Titelteam Stuttgarter Zeitung: Armin Käfer (kä)

Und die elterliche Erziehungsfreiheit?
Das ist die eigentliche Frage. Bei der Beschneidung kollidiert das Recht der Eltern, ihre Kinder religiös zu erziehen, mit deren Menschenrecht auf körperliche Unversehrtheit. Aber das Grundrecht auf elterliche Erziehungsfreiheit ist kein autonomes Freiheitsrecht der Eltern, es ist ein treuhänderisches Mandat: ein Recht im vorrangigen Interesse der Kinder. Daher endet es zwingend am Kindeswohl.
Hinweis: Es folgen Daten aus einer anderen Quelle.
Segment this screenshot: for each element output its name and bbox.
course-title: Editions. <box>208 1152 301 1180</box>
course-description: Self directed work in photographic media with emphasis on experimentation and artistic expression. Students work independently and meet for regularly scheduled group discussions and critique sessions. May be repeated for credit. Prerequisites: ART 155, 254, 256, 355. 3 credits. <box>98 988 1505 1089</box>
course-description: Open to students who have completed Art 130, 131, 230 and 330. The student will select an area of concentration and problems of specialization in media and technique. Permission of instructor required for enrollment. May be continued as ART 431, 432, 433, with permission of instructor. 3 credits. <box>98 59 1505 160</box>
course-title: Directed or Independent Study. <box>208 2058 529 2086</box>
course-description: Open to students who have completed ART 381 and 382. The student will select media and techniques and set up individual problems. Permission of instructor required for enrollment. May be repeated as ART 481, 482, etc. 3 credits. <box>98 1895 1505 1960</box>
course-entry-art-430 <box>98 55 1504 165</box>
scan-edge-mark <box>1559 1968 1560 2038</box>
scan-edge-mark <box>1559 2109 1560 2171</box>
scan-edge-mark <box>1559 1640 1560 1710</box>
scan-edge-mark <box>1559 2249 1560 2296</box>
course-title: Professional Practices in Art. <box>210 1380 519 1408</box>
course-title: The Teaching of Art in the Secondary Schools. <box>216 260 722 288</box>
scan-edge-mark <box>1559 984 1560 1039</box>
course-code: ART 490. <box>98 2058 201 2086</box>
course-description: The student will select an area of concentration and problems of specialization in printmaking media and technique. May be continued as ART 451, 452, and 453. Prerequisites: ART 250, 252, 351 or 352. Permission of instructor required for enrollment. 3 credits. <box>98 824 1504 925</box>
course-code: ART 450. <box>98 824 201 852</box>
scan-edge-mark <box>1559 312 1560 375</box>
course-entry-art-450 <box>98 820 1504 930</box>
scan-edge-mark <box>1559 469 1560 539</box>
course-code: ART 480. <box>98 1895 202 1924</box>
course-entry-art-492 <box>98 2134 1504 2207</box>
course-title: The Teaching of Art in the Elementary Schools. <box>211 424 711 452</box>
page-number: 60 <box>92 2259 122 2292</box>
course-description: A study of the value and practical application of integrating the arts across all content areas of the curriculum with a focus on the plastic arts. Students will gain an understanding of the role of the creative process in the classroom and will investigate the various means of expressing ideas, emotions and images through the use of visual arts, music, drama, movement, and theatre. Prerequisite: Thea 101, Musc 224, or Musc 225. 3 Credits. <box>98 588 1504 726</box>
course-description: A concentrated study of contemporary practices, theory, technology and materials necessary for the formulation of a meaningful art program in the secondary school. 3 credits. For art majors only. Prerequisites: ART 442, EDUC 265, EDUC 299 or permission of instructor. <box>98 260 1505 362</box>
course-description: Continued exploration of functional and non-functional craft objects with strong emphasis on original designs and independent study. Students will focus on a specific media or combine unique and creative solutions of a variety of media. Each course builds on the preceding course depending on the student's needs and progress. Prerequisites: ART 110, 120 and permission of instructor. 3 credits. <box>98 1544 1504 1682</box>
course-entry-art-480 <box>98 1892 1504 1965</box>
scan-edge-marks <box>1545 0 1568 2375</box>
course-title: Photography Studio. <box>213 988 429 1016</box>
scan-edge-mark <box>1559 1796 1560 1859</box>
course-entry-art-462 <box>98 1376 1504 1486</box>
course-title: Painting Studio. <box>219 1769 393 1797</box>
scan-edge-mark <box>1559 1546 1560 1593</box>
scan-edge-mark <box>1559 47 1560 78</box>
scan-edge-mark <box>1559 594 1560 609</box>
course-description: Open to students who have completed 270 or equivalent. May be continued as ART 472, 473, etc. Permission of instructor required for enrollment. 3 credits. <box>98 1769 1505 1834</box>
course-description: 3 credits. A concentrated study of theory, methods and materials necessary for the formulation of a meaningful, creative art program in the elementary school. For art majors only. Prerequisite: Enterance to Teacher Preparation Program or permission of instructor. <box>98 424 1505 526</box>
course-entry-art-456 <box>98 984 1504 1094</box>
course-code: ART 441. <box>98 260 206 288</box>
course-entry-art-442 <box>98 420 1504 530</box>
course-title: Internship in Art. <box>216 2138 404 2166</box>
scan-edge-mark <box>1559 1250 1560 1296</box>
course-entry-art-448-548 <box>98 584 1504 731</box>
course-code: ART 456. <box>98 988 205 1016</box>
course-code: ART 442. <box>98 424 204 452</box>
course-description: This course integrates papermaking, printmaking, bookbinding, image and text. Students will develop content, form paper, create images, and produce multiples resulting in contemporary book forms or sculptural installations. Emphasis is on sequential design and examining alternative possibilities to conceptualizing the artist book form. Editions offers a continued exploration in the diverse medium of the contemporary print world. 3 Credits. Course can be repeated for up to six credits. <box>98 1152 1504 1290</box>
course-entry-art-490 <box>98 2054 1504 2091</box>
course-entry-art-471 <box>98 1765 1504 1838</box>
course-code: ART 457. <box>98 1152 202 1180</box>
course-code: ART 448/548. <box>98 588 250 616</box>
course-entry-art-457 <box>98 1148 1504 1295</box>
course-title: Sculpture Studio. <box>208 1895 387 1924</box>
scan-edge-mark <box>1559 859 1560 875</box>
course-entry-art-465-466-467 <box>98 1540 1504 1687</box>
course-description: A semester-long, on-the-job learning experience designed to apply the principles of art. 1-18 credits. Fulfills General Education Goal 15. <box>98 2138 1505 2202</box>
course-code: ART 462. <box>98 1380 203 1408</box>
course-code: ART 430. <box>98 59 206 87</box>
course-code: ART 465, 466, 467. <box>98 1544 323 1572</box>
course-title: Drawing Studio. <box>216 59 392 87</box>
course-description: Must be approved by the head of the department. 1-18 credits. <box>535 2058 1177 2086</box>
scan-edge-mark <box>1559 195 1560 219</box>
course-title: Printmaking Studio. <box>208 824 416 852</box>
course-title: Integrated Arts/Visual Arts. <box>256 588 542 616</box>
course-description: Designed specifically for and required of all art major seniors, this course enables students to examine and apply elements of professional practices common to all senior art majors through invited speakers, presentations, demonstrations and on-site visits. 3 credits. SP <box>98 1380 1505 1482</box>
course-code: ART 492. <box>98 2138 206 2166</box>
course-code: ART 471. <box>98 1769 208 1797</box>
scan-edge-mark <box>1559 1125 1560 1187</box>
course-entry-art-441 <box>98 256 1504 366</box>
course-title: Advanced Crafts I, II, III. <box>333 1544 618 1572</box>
Geht es nicht auch um eine Kernfrage von Toleranz: Wo darf der Staat sich einmischen und wo sollte er sich heraushalten?
Der Staat muss sich einmischen, wenn gravierende Verletzungen von Wehrlosen drohen. Er mischt sich im Familienrecht ja auch so weit ein, dass er Eltern verbietet, ihre Kinder zu schlagen. Ohrfeigen sind heute verboten, aber ein irreversibler körperlicher Eingriff wie die Beschneidung sollte fraglos erlaubt sein? Selbstverständlich wollen wir keinen Erziehungsstaat, sondern einen Staat, der Wehrlose schützt.

Wie gravierend ist der Eingriff denn?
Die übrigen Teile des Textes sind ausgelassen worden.